Man, it’s just so crazy and completely terrifying how I could fall into some repetetive motions and just keep doing while ceasing to feel. It’s like I just gogogogogogogogogogogo goooo without stopping to think and love and desire and seek. All of a sudden I feel like I’ve lost myself in everything that there is and I wish there were just a few simple things to focus on, but the world has so much out there I can’t just pick and choose because there is too much.

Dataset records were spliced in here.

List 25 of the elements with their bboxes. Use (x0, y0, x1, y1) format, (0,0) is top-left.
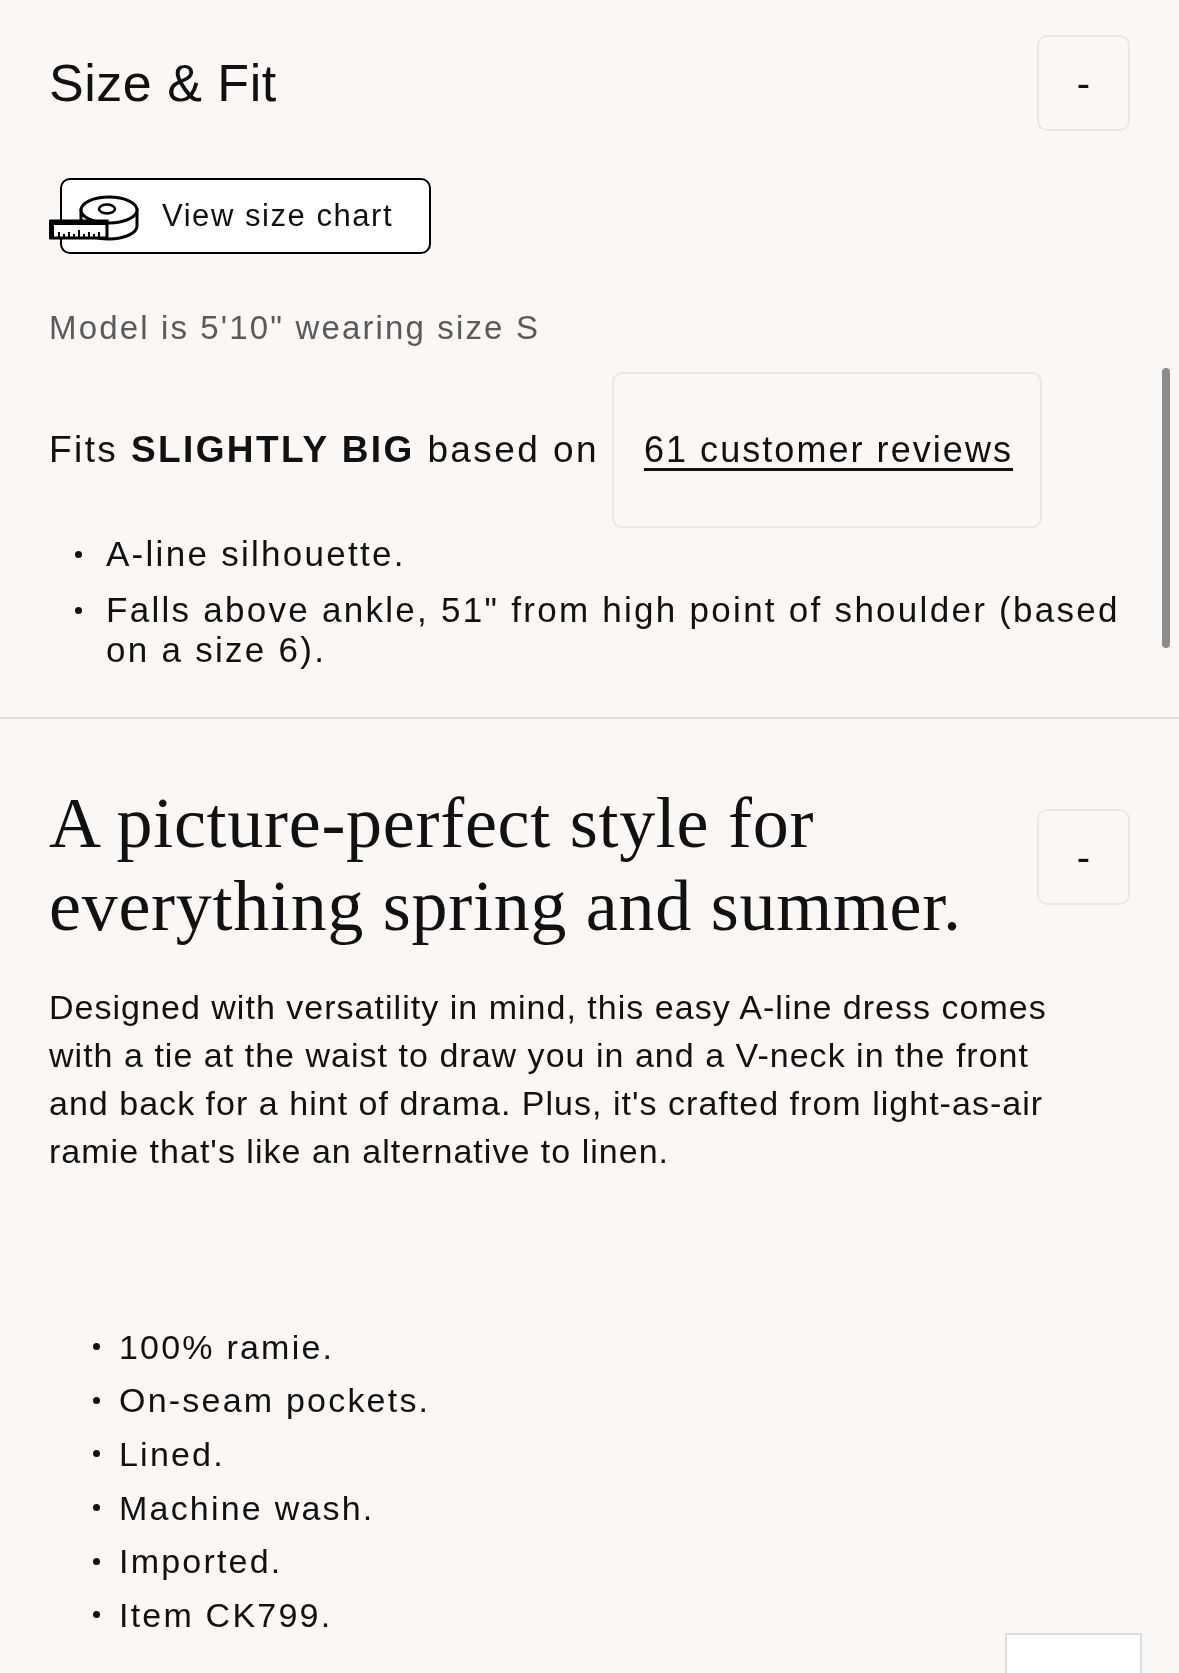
fit-detail: A-line silhouette. (106, 534, 406, 574)
collapse-button[interactable]: - (1037, 809, 1130, 905)
feature-item: Imported. (119, 1541, 283, 1582)
description-text: Designed with versatility in mind, this easy A-line dress comes with a tie at the waist to draw you in and a V-neck in the front and back for a hint of drama. Plus, it's crafted from light-as-air ramie that's like an alternative to linen. (49, 987, 1048, 1172)
section-title: Size & Fit (49, 57, 277, 109)
size-chart-button[interactable]: View size chart (60, 178, 431, 254)
model-note: Model is 5'10" wearing size S (49, 308, 542, 348)
collapse-button[interactable]: - (1037, 35, 1130, 131)
fit-detail: Falls above ankle, 51" from high point of shoulder (based on a size 6). (106, 590, 1121, 670)
feature-item: Item CK799. (119, 1594, 333, 1635)
reviews-link[interactable]: 61 customer reviews (611, 372, 1042, 528)
bullet-icon (93, 1450, 100, 1458)
feature-item: On-seam pockets. (119, 1380, 431, 1421)
bullet-icon (93, 1611, 100, 1619)
bullet-icon (75, 551, 82, 558)
fit-summary: Fits SLIGHTLY BIG based on (49, 428, 599, 472)
bullet-icon (93, 1396, 100, 1404)
bullet-icon (93, 1557, 100, 1565)
bullet-icon (93, 1504, 100, 1512)
feature-item: 100% ramie. (119, 1326, 335, 1367)
bullet-icon (93, 1343, 100, 1351)
section-title: A picture-perfect style for everything spring and summer. (49, 782, 963, 948)
bullet-icon (75, 607, 82, 614)
feature-item: Lined. (119, 1434, 225, 1474)
feature-item: Machine wash. (119, 1487, 375, 1528)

I am nervous and unsettled about how many things are in my life that every day and I am wasting so much time thinking about really pointless things like school and work and my body and money and stuff and how much I suck at certain things that I really want to not suck at and what needs to happen and what I want to be different and what I will wear or buy or look at or watch on this stupid computer. Okay, so some of these things are mildly important (like school, maybe or finances to a really small degree), but I feel like they are so minuscule compared to the larger scheme of things.
It’s like when you eat something really horrible and processed–full of additives and preservatives and things, like maybe candy or chips for example, instead of something really wholesome and wonderful like maybe an orange or cucumbers. And you know it is dumb and will only be delicious for about a minute and then you will forget about it, but you do it anyways just because you feel like it or want to.
That is what I feel like I am doing with my days right now. Packing them full of all this junk instead of really choosing the best avenue to glorify god and become filled.
I just want to sort stuff out. But I feel like things are so weird and jumbled up and my priorities are scrambled and my heart is in a knot that I don’t know how to start untying.
I hate to leave this unresolved, but that is really all I’ve got. Which is actually a real accomplishment and movement in some direction instead of no direction. And if that’s all the progress I can make at this very moment, I am content.
Maybe having some understanding of the heart, even if not completely positive, is better than no understanding at all.